Однако стал замечать Человек, что кривое да лживое почему-то в почет входить стало. Где осанкой стройной, походкой величавой да умом острым славилось, там теперь уродством да глупостью гордятся. Люди и раньше гневливы бывали, да отходчивы, а теперь зло копится, не рассасывается, сердца изморозью сковывает. А то вдруг летний ветерок гниль болотную да холодную сырость принесет, что очаг плесенью затянет. Стало Человеку на душе не спокойно. И объяснить нельзя почему. Будто тяжесть неподъемная на сердце легла, липкая да холодная. Так, что озноб по спине, а отчего не поймешь. Будто весть дурная пришла, а о чем, толком не скажешь. И засобирался Человек домой, к сердцу Отчизны прикоснуться, вновь силы обресть.
Не сказать, что тяжела дорога была, а все же какая-то изнурительная, нерв изматывающая, необъяснимо тревожная.
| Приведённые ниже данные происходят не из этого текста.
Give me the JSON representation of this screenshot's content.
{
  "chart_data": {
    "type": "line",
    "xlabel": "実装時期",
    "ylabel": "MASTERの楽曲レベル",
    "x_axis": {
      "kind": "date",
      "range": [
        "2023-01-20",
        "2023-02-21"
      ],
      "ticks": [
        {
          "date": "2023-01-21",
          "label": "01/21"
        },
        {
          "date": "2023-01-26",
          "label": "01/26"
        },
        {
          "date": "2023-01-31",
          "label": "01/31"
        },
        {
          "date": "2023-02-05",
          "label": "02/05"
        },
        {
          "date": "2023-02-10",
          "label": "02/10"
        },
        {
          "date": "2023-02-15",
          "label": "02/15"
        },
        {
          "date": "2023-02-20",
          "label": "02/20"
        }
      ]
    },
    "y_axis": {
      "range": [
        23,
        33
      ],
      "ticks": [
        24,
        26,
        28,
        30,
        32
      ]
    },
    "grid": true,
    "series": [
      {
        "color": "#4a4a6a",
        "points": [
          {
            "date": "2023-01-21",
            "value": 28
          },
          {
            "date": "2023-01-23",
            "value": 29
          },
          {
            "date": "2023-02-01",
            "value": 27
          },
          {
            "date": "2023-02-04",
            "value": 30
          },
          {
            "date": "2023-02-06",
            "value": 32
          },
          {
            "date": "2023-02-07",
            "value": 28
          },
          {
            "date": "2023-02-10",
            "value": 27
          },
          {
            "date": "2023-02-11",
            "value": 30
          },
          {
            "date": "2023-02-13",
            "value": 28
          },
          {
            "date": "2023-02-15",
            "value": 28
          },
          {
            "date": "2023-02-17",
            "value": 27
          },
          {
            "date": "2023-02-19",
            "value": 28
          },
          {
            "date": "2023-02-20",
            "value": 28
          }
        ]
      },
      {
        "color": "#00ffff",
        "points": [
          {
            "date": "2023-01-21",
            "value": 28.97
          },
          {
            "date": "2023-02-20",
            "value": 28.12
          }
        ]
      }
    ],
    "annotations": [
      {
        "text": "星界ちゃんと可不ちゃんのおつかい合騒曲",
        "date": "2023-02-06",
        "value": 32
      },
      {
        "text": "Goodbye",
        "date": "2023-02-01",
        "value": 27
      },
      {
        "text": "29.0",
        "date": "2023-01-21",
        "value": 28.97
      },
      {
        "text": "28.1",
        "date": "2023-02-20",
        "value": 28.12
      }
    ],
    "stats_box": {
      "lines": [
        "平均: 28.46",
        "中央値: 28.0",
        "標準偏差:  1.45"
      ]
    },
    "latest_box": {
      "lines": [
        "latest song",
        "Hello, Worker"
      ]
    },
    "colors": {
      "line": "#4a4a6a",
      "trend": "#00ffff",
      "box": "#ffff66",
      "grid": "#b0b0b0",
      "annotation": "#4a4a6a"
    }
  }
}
И чем ближе к Отчине, тем почему-то дорогу сложнее находить стало. И места вроде бы знакомые, а не сразу и узнаешь. Где луга да поля ухоженные были, там трясина малярийная зловонием дышит. Где тропинка вольно бежала – вдруг на изгородь глухую, да с кобелем на цепном ошейнике натыкался. А садов духмяных и вовсе не встречал. Одни пни замшелые попадались, в труху короедом источенные. Зато бузина да ягода волчья с осотом росли всюду с радостью ядовитой. И пришел Человек домой и не узнал Он его. Там, где речка живительной влагой нежно травы и древы питала, там теперь только русло сухое, как морщины болезни на теле. Где дубрав мягкий ласковый шелест наполнял добротой и восторгом, заряжая мир силою жизни, там пустошь легла злым колючником в пояс покрыта. Вековые где сосны и ели вкруг себя излучали здоровье, там остались одни лишь коряги да засор из кустов скучнорослых. Где поля чуткий слух веселили тихим звоном спелых колосьев, там земля покороблена коркой с украшением соли проплешин. Где песнь птиц в души радость вселяла, слышно стало лишь писк комариный. Вздох кузнечного меха, перепев молотков с наковальней не нарушил гнетущей тоски.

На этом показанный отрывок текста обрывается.